Evanston, IL
“WILLIAM BLAKE AND THE AGE OF AQUARIUS”
Block Museum of Art at Northwestern University
September 23, 2017–March 11, 2018
Curated by Stephen F. Eisenman
This erudite Summer of Love golden-anniversary exhibition places the Beat-generation muse, proto-hippie, politically radical poet-engraver, and generally unclassifiable William Blake in the context of twentieth-century American art and popular culture. Exuberance is beauty! Identifying Allen Ginsberg, Agnes Martin, Maurice Sendak, counterculture communards, and the Fugs (to name a few) as Blake’s successors, the show features more than fifty of Blake’s engravings, etchings, watercolors, and illustrations, as well as some 150 paintings, drawings, photographs, film clips, and LPs from the 1950s, ’60s, and ’70s.
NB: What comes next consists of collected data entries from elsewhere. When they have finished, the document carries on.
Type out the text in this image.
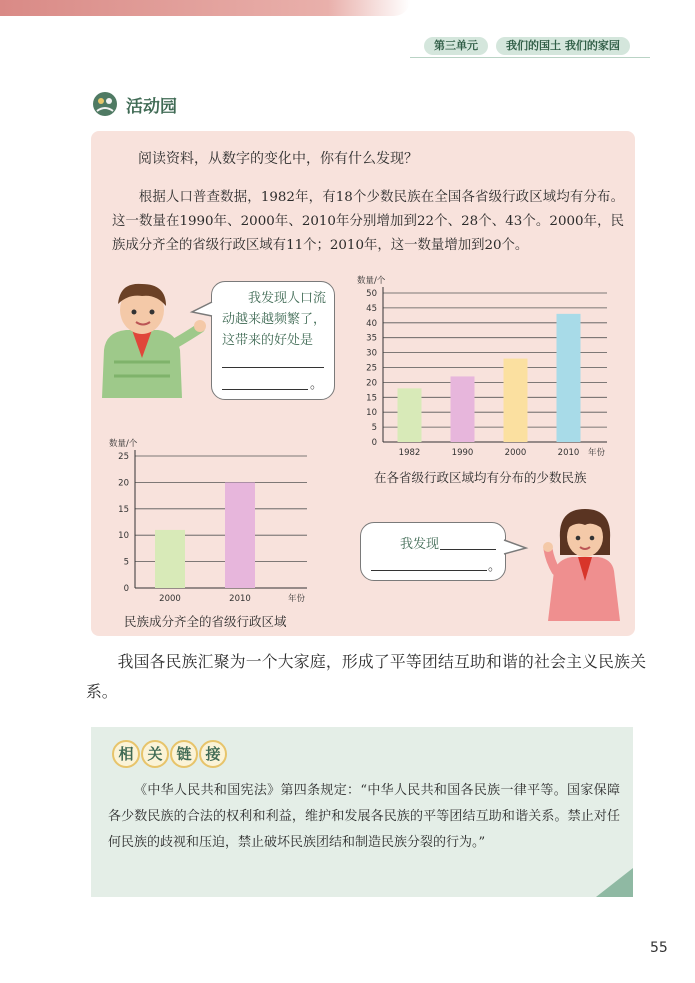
第三单元	我们的国土 我们的家园
活动园
阅读资料，从数字的变化中，你有什么发现？
根据人口普查数据，1982年，有18个少数民族在全国各省级行政区域均有分布。这一数量在1990年、2000年、2010年分别增加到22个、28个、43个。2000年，民族成分齐全的省级行政区域有11个；2010年，这一数量增加到20个。
我发现人口流动越来越频繁了，这带来的好处是
。
数量/个
0
5
10
15
20
25
30
35
40
45
50
1982	1990	2000	2010 年份
在各省级行政区域均有分布的少数民族
数量/个
0
5
10
15
20
25
2000	2010	年份
民族成分齐全的省级行政区域
我发现
。
我国各民族汇聚为一个大家庭，形成了平等团结互助和谐的社会主义民族关系。
相 关 链 接
《中华人民共和国宪法》第四条规定：“中华人民共和国各民族一律平等。国家保障各少数民族的合法的权利和利益，维护和发展各民族的平等团结互助和谐关系。禁止对任何民族的歧视和压迫，禁止破坏民族团结和制造民族分裂的行为。”
55
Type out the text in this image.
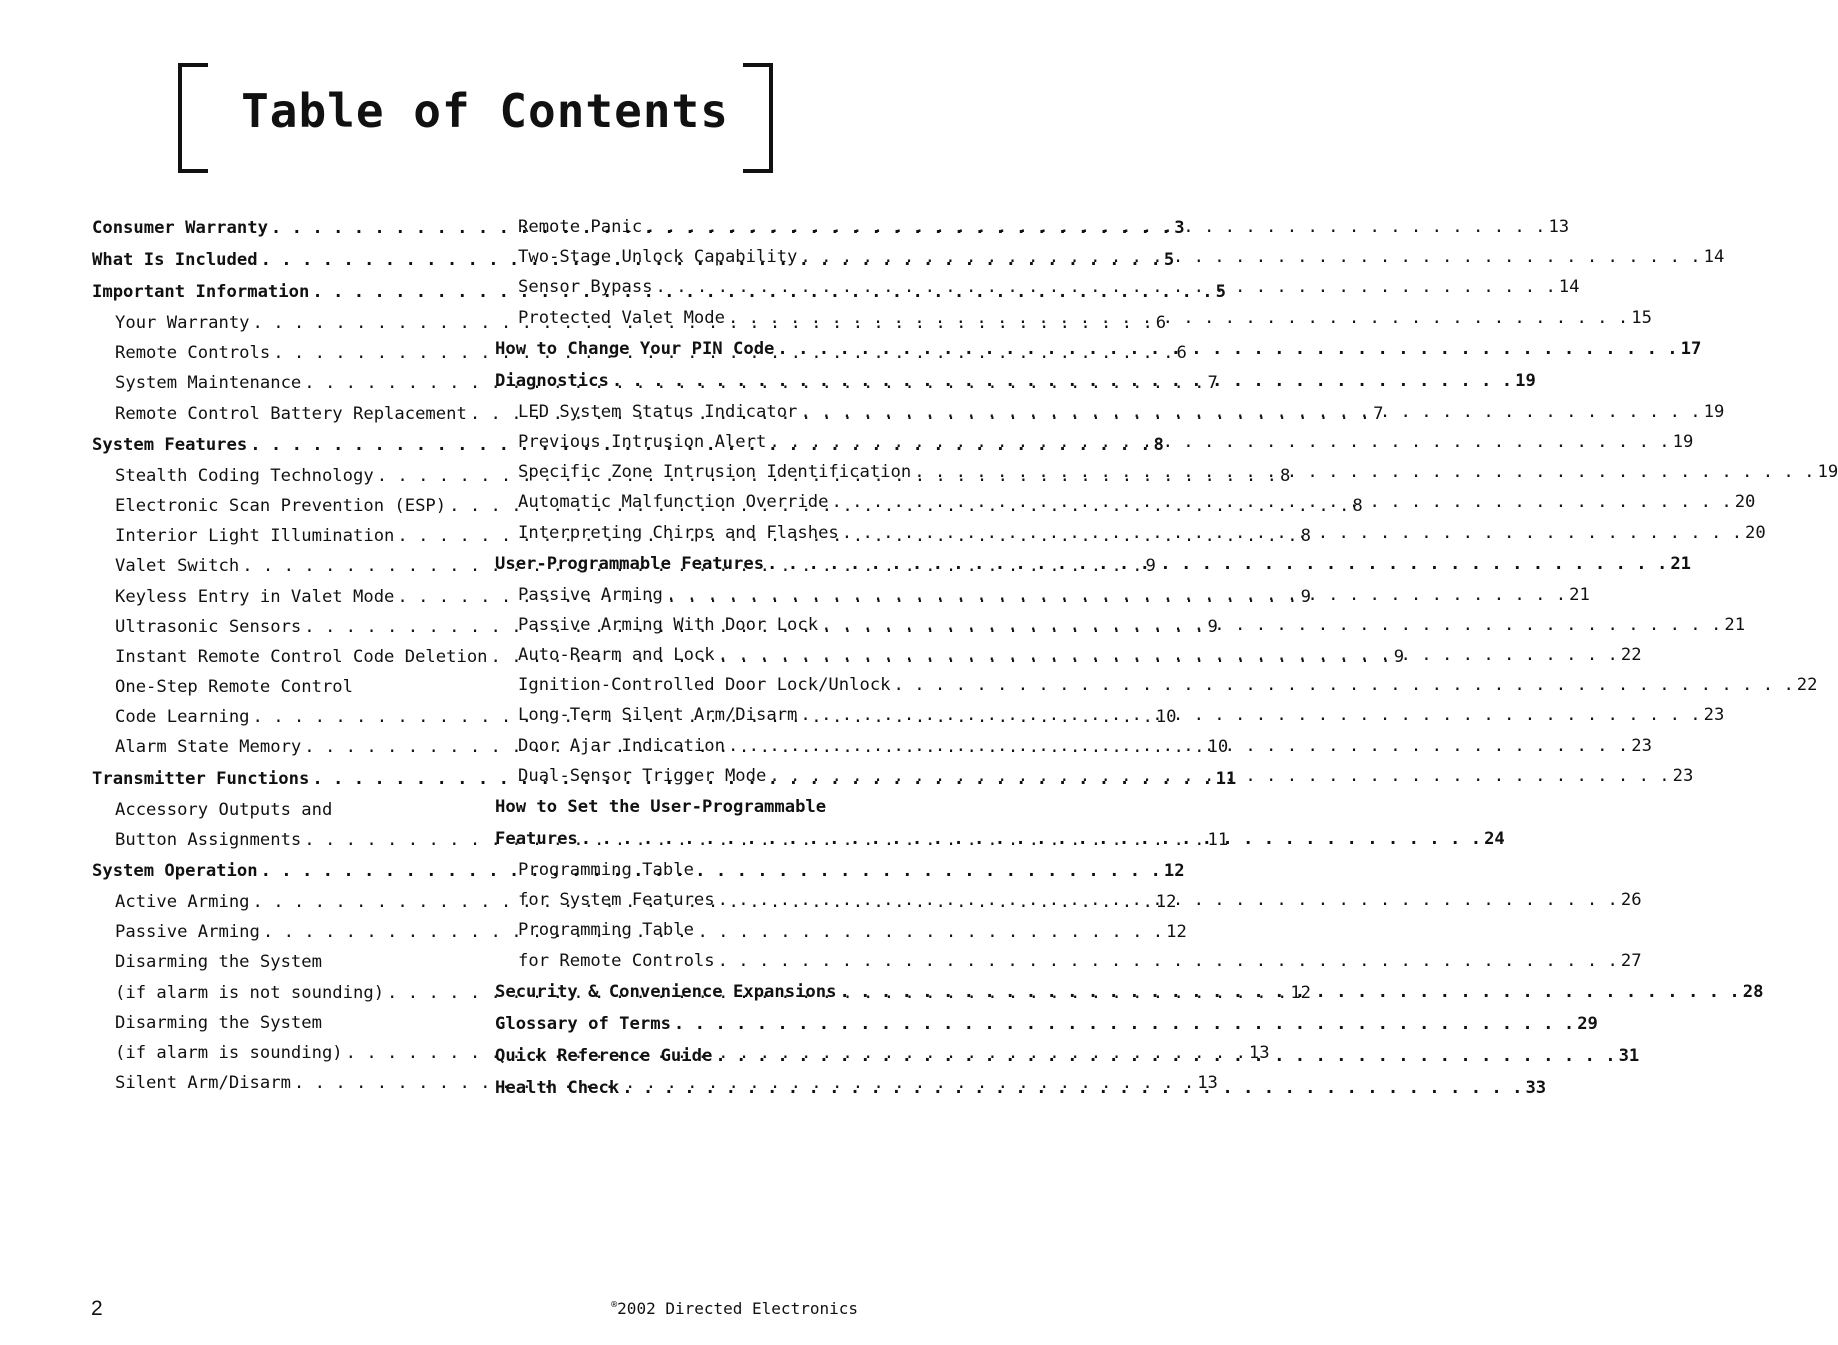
Table of Contents
Consumer Warranty . . .	3
What Is Included . . .	5
Important Information . . .	5
Your Warranty . . .	6
Remote Controls . . .	6
System Maintenance . . .	7
Remote Control Battery Replacement . . .	7
System Features . . .	8
Stealth Coding Technology . . .	8
Electronic Scan Prevention (ESP) . . .	8
Interior Light Illumination . . .	8
Valet Switch . . .	9
Keyless Entry in Valet Mode . . .	9
Ultrasonic Sensors . . .	9
Instant Remote Control Code Deletion . . .	9
One-Step Remote Control
Code Learning . . .	10
Alarm State Memory . . .	10
Transmitter Functions . . .	11
Accessory Outputs and
Button Assignments . . .	11
System Operation . . .	12
Active Arming . . .	12
Passive Arming . . .	12
Disarming the System
(if alarm is not sounding) . . .	12
Disarming the System
(if alarm is sounding) . . .	13
Silent Arm/Disarm . . .	13
Remote Panic . . .	13
Two-Stage Unlock Capability . . .	14
Sensor Bypass . . .	14
Protected Valet Mode . . .	15
How to Change Your PIN Code . . .	17
Diagnostics . . .	19
LED System Status Indicator . . .	19
Previous Intrusion Alert . . .	19
Specific Zone Intrusion Identification . . .	19
Automatic Malfunction Override . . .	20
Interpreting Chirps and Flashes . . .	20
User-Programmable Features . . .	21
Passive Arming . . .	21
Passive Arming With Door Lock . . .	21
Auto-Rearm and Lock . . .	22
Ignition-Controlled Door Lock/Unlock . . .	22
Long-Term Silent Arm/Disarm . . .	23
Door Ajar Indication . . .	23
Dual-Sensor Trigger Mode . . .	23
How to Set the User-Programmable
Features . . .	24
Programming Table
for System Features . . .	26
Programming Table
for Remote Controls . . .	27
Security & Convenience Expansions . . .	28
Glossary of Terms . . .	29
Quick Reference Guide . . .	31
Health Check . . .	33
2	®2002 Directed Electronics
The accompanying catalogue includes startling, if apt, pairings, putting Blake’s watercolor Jacob’s Dream, ca. 1789–1806, opposite a 1967 Victor Moscoso poster for the Doors. Similarly, Blake’s radiant The Dance of Albion, 1795, and his monstrous miniature The Ghost of a Flea, ca. 1819–20, are juxtaposed, respectively, with two of Wallace Berman’s 1958 untitled portraits of Jay DeFeo and a still from Creature from the Black Lagoon (1954).